Past Medical History:
Raynaud disease since 3 y, previous subclavian artery thrombosis (treated with stenting).
No previous hospital admissions.
No medications.

Recent Medical History:
Intermittent fever since a week, worsening dispnoea.
A few hours before, admitted to the E.R. with dispnea, hypotension, mottled skin, acrocianosys.

ECG: Atrial Fibrillation, suspected anterior STEMI (V1-V4 ST elevation)
Chest X-Ray: bilateral pleural effusion, pulmonary congestion
BGA: pH 7.42, PaCO2 22mmHg, PaO2 205, HCO3- 14.3, Lactates 4.4 mMol/L
Biochemistry: Mild elevation in myocardial enzymes; WBC 13160 /mm3, D-Dimer 1000 mcg/ml
Transferred to the Coronary Care Unit. You are the hospital Medical Emergency Team
called to attend the lady due to further hemodynamic deterioration

These are the available vital parameters at your arrival:

The patient is clearly in a profound state of shock. Septic shock, Massive pulmonary embolism, and Myocardial Infarction with severe systolic dysfunction or mechanical complications are considered in the differential.
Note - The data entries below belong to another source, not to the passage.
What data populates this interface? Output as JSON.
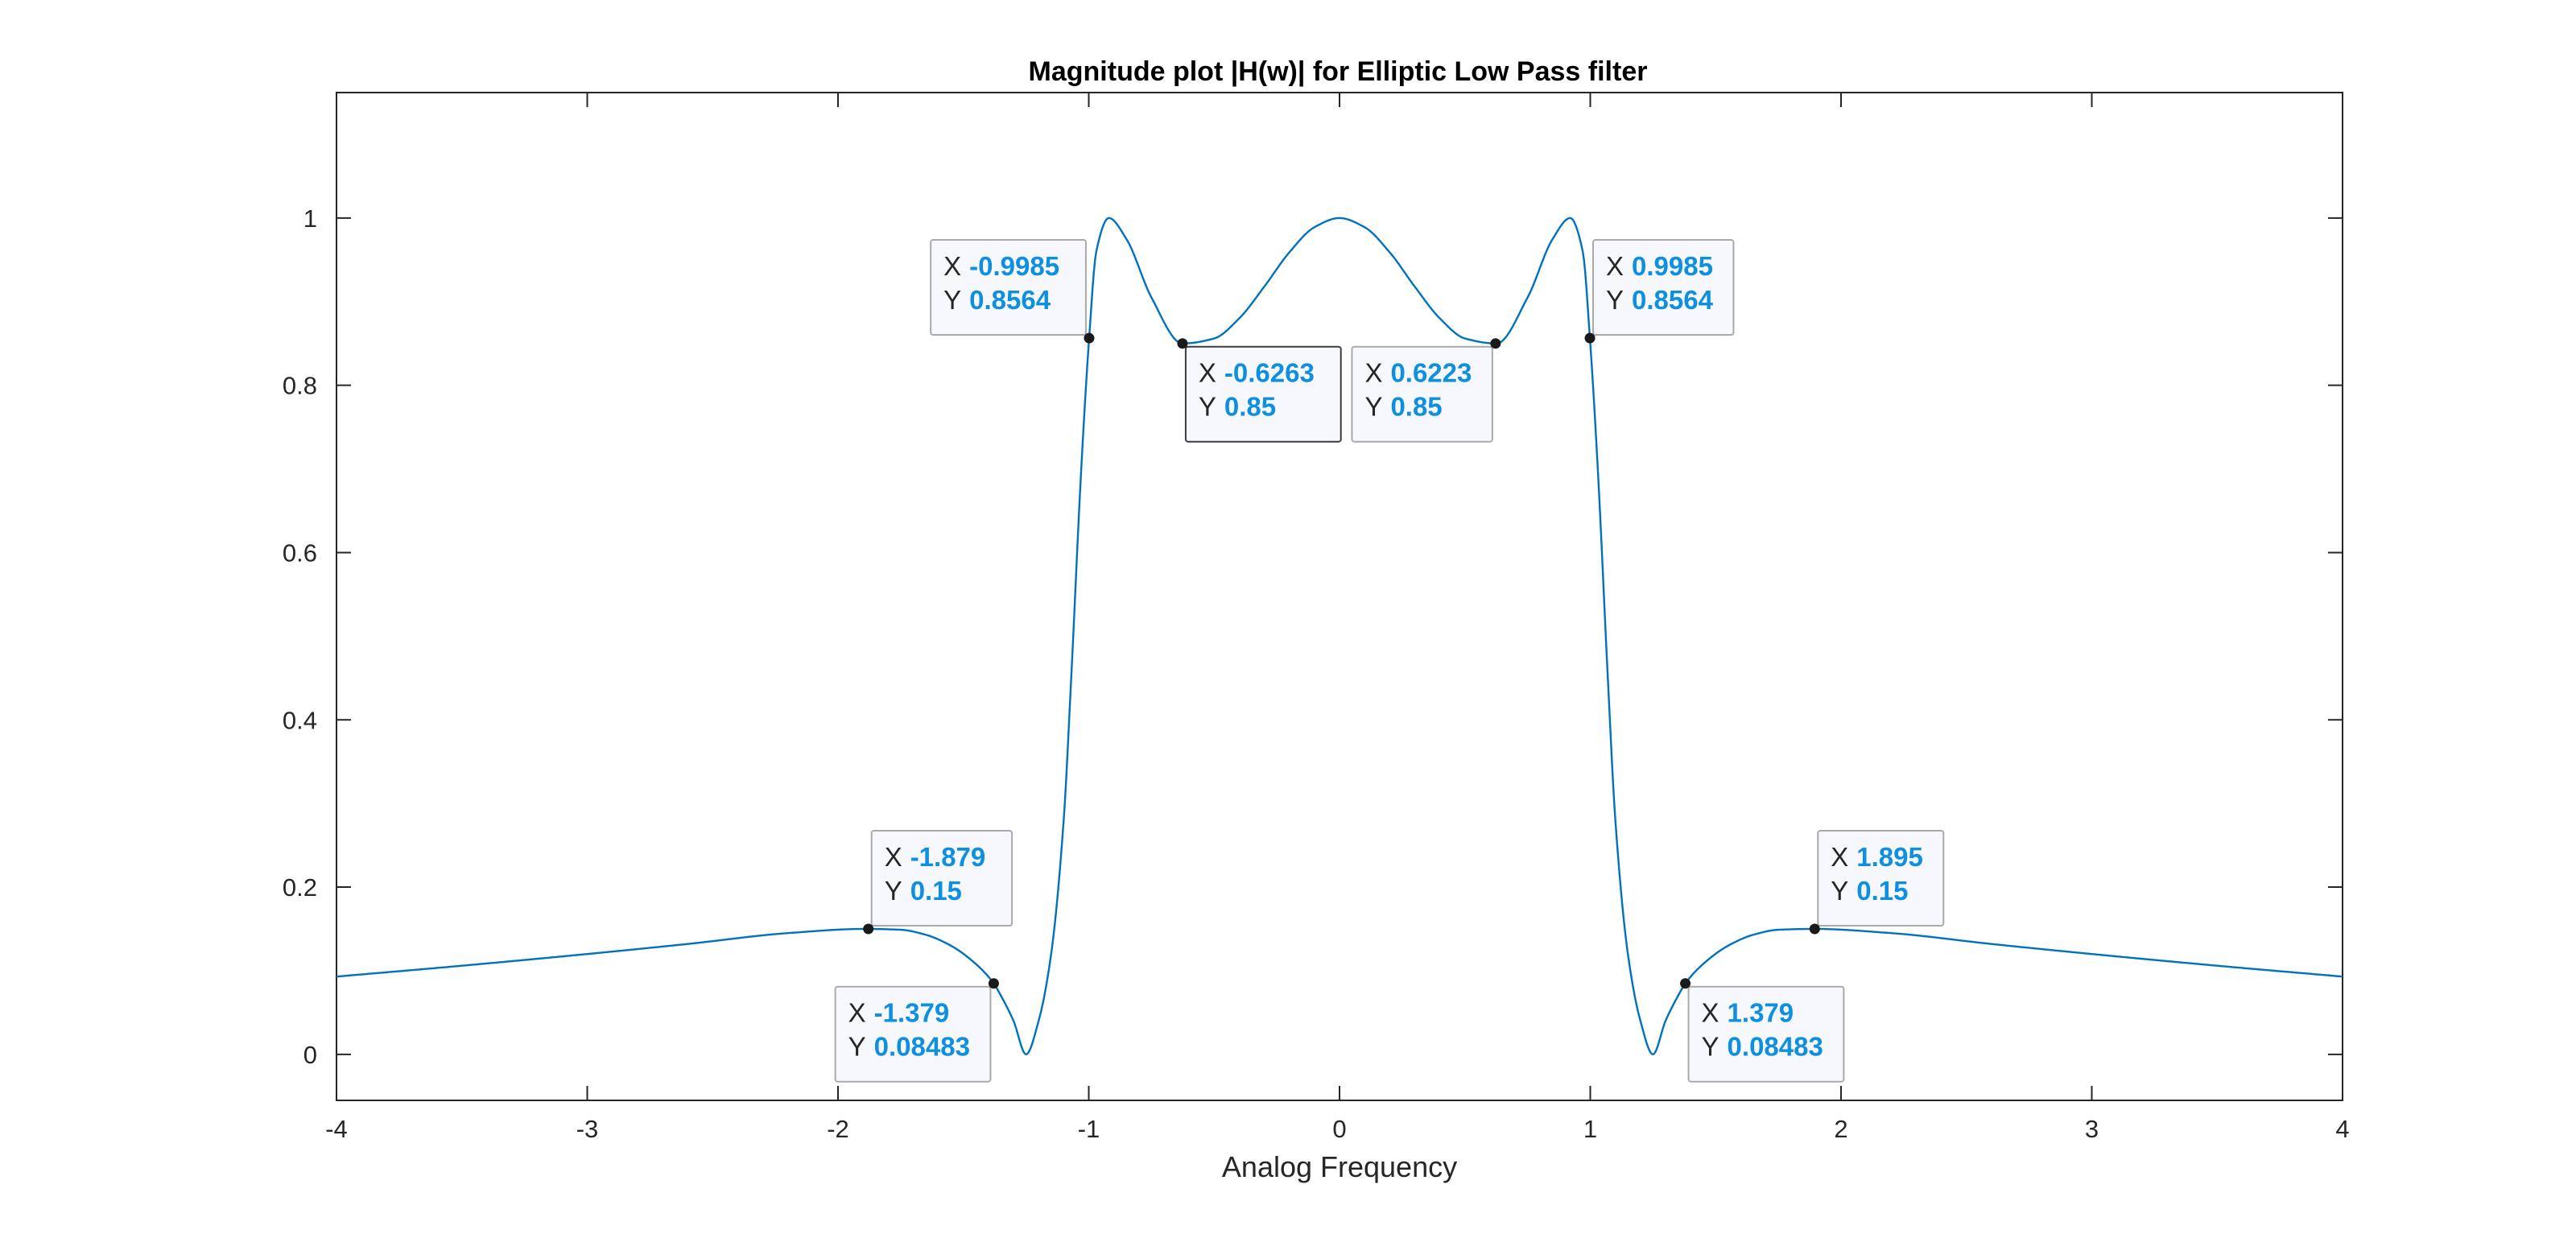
{
  "chart_data": {
    "type": "line",
    "title": "Magnitude plot |H(w)| for Elliptic Low Pass filter",
    "xlabel": "Analog Frequency",
    "ylabel": "",
    "xlim": [
      -4,
      4
    ],
    "ylim": [
      -0.055,
      1.15
    ],
    "xticks": [
      -4,
      -3,
      -2,
      -1,
      0,
      1,
      2,
      3,
      4
    ],
    "xtick_labels": [
      "-4",
      "-3",
      "-2",
      "-1",
      "0",
      "1",
      "2",
      "3",
      "4"
    ],
    "yticks": [
      0,
      0.2,
      0.4,
      0.6,
      0.8,
      1
    ],
    "ytick_labels": [
      "0",
      "0.2",
      "0.4",
      "0.6",
      "0.8",
      "1"
    ],
    "grid": false,
    "box": true,
    "series": [
      {
        "color": "#0072BD",
        "x": [
          0,
          0.1,
          0.2,
          0.3,
          0.4,
          0.5,
          0.6263,
          0.75,
          0.85,
          0.92,
          0.97,
          0.9985,
          1.03,
          1.07,
          1.1,
          1.15,
          1.2,
          1.25,
          1.3,
          1.35,
          1.379,
          1.45,
          1.55,
          1.65,
          1.75,
          1.895,
          2.2,
          2.6,
          3.0,
          3.5,
          4.0
        ],
        "y": [
          1.0,
          0.989,
          0.959,
          0.918,
          0.88,
          0.856,
          0.85,
          0.905,
          0.975,
          1.0,
          0.96,
          0.8564,
          0.7,
          0.45,
          0.28,
          0.12,
          0.04,
          0.0,
          0.04,
          0.07,
          0.08483,
          0.108,
          0.13,
          0.143,
          0.149,
          0.15,
          0.145,
          0.132,
          0.12,
          0.106,
          0.093
        ],
        "symmetric_about_zero": true
      }
    ],
    "datatips": [
      {
        "x": -0.9985,
        "y": 0.8564,
        "x_text": "-0.9985",
        "y_text": "0.8564",
        "placement": "top-left",
        "selected": false
      },
      {
        "x": -0.6263,
        "y": 0.85,
        "x_text": "-0.6263",
        "y_text": "0.85",
        "placement": "bottom-right",
        "selected": true
      },
      {
        "x": 0.6223,
        "y": 0.85,
        "x_text": "0.6223",
        "y_text": "0.85",
        "placement": "bottom-left",
        "selected": false
      },
      {
        "x": 0.9985,
        "y": 0.8564,
        "x_text": "0.9985",
        "y_text": "0.8564",
        "placement": "top-right",
        "selected": false
      },
      {
        "x": -1.879,
        "y": 0.15,
        "x_text": "-1.879",
        "y_text": "0.15",
        "placement": "top-right",
        "selected": false
      },
      {
        "x": -1.379,
        "y": 0.08483,
        "x_text": "-1.379",
        "y_text": "0.08483",
        "placement": "bottom-left",
        "selected": false
      },
      {
        "x": 1.379,
        "y": 0.08483,
        "x_text": "1.379",
        "y_text": "0.08483",
        "placement": "bottom-right",
        "selected": false
      },
      {
        "x": 1.895,
        "y": 0.15,
        "x_text": "1.895",
        "y_text": "0.15",
        "placement": "top-right",
        "selected": false
      }
    ],
    "datatip_labels": {
      "x_key": "X",
      "y_key": "Y"
    },
    "colors": {
      "line": "#0072BD",
      "datatip_value": "#0E8FE0",
      "axis": "#262626"
    }
  }
}
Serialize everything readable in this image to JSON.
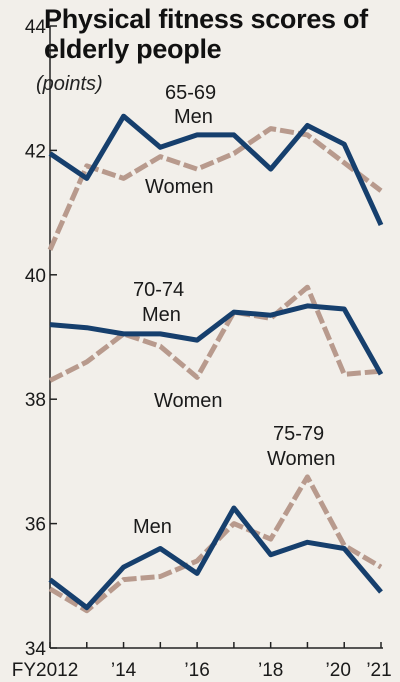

High dosage epinephrine i.v. infusion (0.3 mcg/Kg/min) is initiated, and a FoCUS exam yields the following findings:

Q: According to the shown Apical 4 Chamber (A4Ch), Parasternal short axis (PSAX), and subcostal Inferior Vena cava (SIVC) views, what is the overall FoCUS pattern? What is the pathophysiology underpinning this shock state?

A: FoCUS findings speak to a dramatic acute biventricular dysfunction, without remarkable signs of chronic cardiac disease (no major dilatation or hypertrophy of the LV, no hypertrophy of the RV, no dilatation of the atria), absence of pericardial effusion, caval plethora.
The pathophysiology of shock is cardiogenic, i.e. biventricular failure. Septic shock is ruled out due to the absence of a hyperdynamic pattern and the presence of systemic venous congestion (not expected in non volume resuscitated septic shock at presentation).
Massive pulmonary embolism is ruled out based on the absence of acute cor pulmonale.

The patient is quickly transferred to the ICU, invasive arterial pressure monitoring is established, and intubated, with increasing vasopressor support. She is finally put under hemodynamic mechanical support with peripherally inserted V-A ECMO:

Please note in the video clip how the aortic valve does not open (Parasternal long axis view, PLAX), due to poor LV contractility and insufficient LV unloading. Also note in the subcostal inferior vena cava view (SIVC) the presence of the ECMO venous cannula.

Subsequent coronary angiography and endomyocardial biopsy finally ruled out coronary artery disease, and allowed a lupus-associated myocarditis to be diagnosed.